The United Nations is warning that the world is facing its worst humanitarian crisis since the end of World War II, with more than 20 million people facing starvation and famine in four countries.
The world body's humanitarian chief Stephen O'Brien called Friday for an urgent mobilization of funds – $4.4 billion by July – for northeastern Nigeria, Somalia, South Sudan and Yemen to "avert a catastrophe."
"Without collective and coordinated global efforts, people will simply starve to death. Many more will suffer and die from disease. Children stunted and out of school. Livelihoods, futures and hope will be lost," O'Brien said to the UN Security Council.
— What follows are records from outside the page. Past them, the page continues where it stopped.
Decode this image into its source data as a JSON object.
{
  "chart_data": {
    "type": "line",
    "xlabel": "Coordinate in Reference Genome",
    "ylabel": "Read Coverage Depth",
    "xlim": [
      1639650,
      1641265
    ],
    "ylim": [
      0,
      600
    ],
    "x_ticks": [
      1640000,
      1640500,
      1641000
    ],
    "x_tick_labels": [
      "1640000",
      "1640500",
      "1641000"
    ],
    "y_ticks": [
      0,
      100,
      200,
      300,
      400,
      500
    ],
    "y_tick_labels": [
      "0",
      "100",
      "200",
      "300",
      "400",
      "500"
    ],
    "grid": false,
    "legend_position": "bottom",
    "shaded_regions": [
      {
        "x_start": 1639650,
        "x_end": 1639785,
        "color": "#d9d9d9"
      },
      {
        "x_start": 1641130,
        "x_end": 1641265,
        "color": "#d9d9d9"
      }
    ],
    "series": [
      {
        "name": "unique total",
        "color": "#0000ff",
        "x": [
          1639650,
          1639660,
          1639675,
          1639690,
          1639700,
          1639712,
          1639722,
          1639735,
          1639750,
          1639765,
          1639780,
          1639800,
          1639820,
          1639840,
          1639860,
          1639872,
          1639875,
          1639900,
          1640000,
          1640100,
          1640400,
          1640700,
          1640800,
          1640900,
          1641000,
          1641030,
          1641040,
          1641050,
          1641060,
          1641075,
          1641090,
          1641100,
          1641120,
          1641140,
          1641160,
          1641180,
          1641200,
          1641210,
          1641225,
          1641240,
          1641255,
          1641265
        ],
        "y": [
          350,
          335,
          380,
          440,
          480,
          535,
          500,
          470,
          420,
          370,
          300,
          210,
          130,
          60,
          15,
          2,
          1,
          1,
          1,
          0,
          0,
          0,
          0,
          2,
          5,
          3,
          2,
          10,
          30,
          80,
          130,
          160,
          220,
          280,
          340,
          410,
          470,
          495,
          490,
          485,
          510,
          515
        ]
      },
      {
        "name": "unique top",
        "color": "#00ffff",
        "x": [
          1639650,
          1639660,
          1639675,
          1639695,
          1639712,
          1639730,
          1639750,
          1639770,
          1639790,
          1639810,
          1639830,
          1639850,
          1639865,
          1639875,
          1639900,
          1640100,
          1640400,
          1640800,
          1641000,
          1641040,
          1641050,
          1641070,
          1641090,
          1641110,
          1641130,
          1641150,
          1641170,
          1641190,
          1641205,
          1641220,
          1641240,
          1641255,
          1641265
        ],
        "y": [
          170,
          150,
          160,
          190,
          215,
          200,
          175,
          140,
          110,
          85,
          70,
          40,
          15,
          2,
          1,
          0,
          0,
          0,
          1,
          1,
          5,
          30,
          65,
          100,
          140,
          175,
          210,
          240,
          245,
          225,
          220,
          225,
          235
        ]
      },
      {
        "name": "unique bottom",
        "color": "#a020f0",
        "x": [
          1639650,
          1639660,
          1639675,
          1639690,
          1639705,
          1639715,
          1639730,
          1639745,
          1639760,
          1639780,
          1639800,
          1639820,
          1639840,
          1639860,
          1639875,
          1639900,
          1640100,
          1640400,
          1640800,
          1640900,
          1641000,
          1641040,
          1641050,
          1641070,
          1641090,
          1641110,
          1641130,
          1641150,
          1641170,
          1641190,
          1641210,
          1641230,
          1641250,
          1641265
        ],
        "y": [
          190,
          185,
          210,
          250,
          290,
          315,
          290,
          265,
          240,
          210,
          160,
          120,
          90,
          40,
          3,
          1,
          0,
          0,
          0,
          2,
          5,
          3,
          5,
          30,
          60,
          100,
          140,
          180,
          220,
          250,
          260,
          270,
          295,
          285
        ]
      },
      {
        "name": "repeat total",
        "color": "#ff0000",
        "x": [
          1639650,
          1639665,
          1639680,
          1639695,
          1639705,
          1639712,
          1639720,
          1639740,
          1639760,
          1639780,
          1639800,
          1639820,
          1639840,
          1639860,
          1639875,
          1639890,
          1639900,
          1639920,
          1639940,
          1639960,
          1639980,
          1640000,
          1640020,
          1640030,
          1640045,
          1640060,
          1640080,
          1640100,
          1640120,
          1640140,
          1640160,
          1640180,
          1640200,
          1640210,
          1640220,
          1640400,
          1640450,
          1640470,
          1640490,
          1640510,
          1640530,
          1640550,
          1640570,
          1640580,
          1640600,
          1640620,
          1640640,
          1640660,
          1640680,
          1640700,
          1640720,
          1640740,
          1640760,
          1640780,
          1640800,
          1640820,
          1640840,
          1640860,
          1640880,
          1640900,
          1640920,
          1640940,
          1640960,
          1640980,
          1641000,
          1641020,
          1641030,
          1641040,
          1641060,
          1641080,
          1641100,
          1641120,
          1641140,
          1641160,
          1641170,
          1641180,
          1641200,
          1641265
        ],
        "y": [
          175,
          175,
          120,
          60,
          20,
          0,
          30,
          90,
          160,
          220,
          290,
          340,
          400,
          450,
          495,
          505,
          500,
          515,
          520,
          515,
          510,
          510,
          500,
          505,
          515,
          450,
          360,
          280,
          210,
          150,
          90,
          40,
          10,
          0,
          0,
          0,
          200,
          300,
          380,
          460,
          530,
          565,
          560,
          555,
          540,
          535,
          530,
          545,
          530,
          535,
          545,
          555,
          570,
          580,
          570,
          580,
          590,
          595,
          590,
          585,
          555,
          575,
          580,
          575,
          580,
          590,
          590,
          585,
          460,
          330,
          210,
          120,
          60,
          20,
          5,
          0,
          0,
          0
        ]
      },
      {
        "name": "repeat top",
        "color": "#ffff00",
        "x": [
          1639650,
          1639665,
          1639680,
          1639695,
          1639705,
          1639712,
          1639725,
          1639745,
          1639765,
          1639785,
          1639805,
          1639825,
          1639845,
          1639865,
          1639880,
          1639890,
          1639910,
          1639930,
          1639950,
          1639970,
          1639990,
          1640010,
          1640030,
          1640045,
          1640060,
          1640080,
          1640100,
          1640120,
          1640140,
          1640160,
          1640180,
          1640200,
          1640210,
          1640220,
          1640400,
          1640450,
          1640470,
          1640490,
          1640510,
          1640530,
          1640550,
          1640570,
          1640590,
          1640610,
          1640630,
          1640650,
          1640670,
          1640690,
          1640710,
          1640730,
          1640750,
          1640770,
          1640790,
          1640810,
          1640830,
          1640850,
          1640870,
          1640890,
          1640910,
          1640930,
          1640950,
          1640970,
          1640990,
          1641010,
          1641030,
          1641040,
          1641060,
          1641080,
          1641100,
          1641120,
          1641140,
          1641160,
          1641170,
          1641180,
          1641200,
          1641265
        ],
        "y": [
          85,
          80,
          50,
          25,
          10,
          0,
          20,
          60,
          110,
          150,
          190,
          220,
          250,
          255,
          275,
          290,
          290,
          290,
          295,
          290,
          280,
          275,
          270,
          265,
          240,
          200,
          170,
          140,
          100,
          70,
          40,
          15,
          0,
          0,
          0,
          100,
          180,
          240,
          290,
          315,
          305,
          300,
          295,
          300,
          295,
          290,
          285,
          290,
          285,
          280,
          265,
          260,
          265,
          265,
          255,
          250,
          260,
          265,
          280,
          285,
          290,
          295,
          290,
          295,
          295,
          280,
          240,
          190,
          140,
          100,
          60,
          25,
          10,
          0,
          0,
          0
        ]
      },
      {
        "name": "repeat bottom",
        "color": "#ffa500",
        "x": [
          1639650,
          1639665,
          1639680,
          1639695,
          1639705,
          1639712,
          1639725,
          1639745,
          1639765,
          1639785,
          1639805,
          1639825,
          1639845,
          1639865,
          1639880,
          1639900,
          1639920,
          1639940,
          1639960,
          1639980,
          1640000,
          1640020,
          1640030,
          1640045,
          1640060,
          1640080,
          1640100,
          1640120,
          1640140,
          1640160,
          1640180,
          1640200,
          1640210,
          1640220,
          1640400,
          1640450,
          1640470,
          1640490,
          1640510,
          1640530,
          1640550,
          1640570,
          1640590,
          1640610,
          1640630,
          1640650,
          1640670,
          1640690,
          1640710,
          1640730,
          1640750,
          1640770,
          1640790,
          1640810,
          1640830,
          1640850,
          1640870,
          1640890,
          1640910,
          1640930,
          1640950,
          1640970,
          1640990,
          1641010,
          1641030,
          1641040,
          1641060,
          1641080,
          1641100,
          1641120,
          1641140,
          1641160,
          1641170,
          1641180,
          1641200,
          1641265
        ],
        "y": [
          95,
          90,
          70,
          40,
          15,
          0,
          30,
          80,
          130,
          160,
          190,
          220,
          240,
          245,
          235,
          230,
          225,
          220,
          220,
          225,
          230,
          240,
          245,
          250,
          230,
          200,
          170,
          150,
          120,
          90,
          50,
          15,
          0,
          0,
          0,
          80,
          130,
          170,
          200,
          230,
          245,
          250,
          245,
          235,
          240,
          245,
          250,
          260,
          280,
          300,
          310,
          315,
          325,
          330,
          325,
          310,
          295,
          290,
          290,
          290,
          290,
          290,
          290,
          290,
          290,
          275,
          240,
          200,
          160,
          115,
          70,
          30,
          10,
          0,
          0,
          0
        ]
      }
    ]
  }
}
He called war-wracked Yemen "the largest humanitarian crisis in the world," with two thirds of the population, or 18.8 million people – three million more than in January – in need of assistance and more than seven million with no regular access to food.
During his visit last week to South Sudan, the world's youngest nation, O'Brien said he found a situation that is "worse than it has ever been."
"The famine in South Sudan is man-made," he added.
More than half the population of Somalia – 6.2 million people – need humanitarian assistance and protection, including 2.9 million at risk of famine.
In northeastern Nigeria, O'Brien said 10.7 million people need humanitarian aid, including 7.1 million people who are "severely food insecure."